Leader of Dundee City Council
- Incumbent
- Assumed office 2 September 2024
- Preceded by: John Alexander

Councillor of Dundee City Council for Coldside
- Incumbent
- Assumed office 4 May 2017

Personal details
- Born: Dundee, Scotland
- Party: Scottish National Party
- Children: Stephen Flynn

= Mark Flynn =

Scottish politician

Mark Gerard Flynn is a Scottish politician. He is a Scottish National Party (SNP) councillor and the Leader of Dundee City Council. Following the announcement of John Alexander's resignation as leader of Dundee City Council, Flynn was announced as the new leader of the SNP group at Dundee City Council.

== Early career ==
Flynn worked as an engineer for the Japanese company JEOL .

== Political career ==

=== Councillor for Coldside ===
Flynn first entered local government during the 2017 elections, where he secured a strong mandate with 1,560 votes, accounting for 27% of the vote in the Coldside ward. His was later re-elected in the 2022 elections, where he won 1,275 votes on second preferences.
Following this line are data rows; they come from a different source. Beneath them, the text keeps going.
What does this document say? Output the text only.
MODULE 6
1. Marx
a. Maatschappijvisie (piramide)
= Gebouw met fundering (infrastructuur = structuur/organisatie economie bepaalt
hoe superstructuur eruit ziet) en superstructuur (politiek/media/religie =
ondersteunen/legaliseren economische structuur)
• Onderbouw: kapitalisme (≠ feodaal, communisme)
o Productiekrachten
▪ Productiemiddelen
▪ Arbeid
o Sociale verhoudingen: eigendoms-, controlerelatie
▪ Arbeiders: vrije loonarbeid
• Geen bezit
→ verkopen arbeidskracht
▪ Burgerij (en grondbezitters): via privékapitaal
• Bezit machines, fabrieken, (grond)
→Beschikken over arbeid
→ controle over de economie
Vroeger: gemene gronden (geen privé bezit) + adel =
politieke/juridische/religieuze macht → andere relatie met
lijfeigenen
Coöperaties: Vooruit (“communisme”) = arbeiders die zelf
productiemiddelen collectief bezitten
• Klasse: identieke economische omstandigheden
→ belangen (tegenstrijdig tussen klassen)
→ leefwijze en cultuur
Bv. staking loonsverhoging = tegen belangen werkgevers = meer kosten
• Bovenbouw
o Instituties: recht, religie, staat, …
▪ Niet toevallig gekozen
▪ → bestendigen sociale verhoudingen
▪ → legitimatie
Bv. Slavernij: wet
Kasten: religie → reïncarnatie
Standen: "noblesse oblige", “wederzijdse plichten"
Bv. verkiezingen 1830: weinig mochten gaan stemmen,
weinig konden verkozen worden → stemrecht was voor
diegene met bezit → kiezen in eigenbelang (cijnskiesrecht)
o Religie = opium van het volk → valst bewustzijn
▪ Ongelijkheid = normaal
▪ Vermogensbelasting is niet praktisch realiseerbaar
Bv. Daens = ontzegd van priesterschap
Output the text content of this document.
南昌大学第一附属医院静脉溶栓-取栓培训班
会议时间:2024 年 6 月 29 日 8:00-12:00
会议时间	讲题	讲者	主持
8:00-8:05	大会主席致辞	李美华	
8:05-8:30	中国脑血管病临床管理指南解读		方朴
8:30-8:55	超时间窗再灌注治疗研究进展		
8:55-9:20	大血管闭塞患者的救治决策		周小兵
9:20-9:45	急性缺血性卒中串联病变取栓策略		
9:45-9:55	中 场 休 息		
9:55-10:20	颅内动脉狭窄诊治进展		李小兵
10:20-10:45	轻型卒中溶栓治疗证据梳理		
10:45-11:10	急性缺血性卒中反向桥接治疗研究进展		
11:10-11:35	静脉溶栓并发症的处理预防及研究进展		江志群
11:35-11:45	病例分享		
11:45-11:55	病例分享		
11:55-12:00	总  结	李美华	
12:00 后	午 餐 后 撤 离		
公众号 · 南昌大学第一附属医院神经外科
Throughout his tenure as a councillor, Flynn has held several key positions, most notably as the convener of the City Development Committee. In this role, he has been at the forefront of several major initiatives, particularly those focused on sustainability and climate action.

=== Leader of Dundee City Council (2024–present) ===
Flynn was selected as the SNP group leader at Dundee City Council on 12 August 2024, following the resignation of John Alexander. After being elected as group leader, Flynn stated that he "intends to stand up for Dundee and its people at every opportunity, without fear or favour" and that he would "lead with an open mind and an open door".

Flynn assumed the role of leader of Dundee City Council on 2 September 2024 after a vote by councillors.

== Personal life ==
Flynn's son Stephen is the SNP member of the Scottish parliament (MSP) for Aberdeen Deeside and North Kincardine. He was previously Member of Parliament (MP) for Aberdeen South and leader of the SNP at Westminster. In November 2024, Flynn revealed that he had cancer and was undergoing treatment.